The University of South Florida's president and trustees want USF's new $10 million pharmacy school to be in Tampa. But their views don't matter to J.D. Alexander, the powerful state Senate budget chairman. Alexander is steering the pharmacy school to his home county of Polk — miles from USF's medical school. It is a flagrant use of political muscle for personal gain, and USF president Judy Genshaft and state lawmakers ought to stand up to this bully.
Alexander, R-Lake Wales, is not the first lawmaker to exploit a budget committee chairmanship to steer big public projects to his district. But this is an outrageous example of legislative meddling in higher education at the expense of taxpayers and students. Investing in higher education can help retool Florida's economy, but not if scarce tax dollars are spent foolishly and in the wrong place.
For two years, USF has sought to add a pharmacy school to its medical complex in Tampa, where students could have easy access to clinical rotations. Citing demographic trends, most notably the aging of the baby boom generation, USF makes a compelling case that there is demand for more pharmaceutical graduates than those produced by the state's five pharmacy schools, including those at the University of Florida and Florida A&M University. The state estimates demand for pharmacists will increase 25 percent by 2017. USF seeks to open next year with 50 students and grow to 300.
Alexander wrote a single sentence into an amendment on the bill (SB 838) directing that the pharmacy school be built at USF Polytechnic — the same fledgling campus he earmarked $5 million in construction funds for last year. Alexander contends he's just looking out for his district. But the citrus grower and grandson of the late Ben Hill Griffin Jr. also has extensive business investments that could benefit from economic development there, particularly an expanded university campus.

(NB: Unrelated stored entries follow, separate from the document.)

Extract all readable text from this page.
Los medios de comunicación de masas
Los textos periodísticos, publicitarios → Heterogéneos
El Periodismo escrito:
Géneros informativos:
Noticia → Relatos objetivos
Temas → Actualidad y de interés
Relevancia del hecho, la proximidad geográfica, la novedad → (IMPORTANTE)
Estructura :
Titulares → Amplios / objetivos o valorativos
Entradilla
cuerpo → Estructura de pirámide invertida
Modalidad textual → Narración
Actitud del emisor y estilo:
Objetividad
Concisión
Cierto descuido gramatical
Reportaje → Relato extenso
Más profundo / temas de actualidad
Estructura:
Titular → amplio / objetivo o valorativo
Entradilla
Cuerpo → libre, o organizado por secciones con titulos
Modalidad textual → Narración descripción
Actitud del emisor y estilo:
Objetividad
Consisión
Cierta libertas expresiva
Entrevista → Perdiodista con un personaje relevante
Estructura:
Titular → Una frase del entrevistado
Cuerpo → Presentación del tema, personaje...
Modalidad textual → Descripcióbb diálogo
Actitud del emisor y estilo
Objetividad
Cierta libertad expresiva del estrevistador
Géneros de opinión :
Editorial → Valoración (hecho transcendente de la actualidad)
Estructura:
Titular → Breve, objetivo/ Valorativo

If Florida is ever to get higher education policy right, the location of university programs and professional schools cannot be decided by political fiat. Alexander's plan ignores "New Florida," the Board of Governors' initiative to double funding for higher education in five years and impose statewide coordination of programs to increase student access and research innovation. It also flies in the face of common sense.
Fortunately, the 2010-11 state budget isn't done. Senate President Jeff Atwater, a Republican candidate for chief financial officer, could demonstrate his dedication to fiscal responsibility by directing Alexander to withdraw his amendment. And the House could refuse to go along. And Genshaft and USF trustees could stand up for their university and tell Alexander the pharmacy school belongs in Tampa.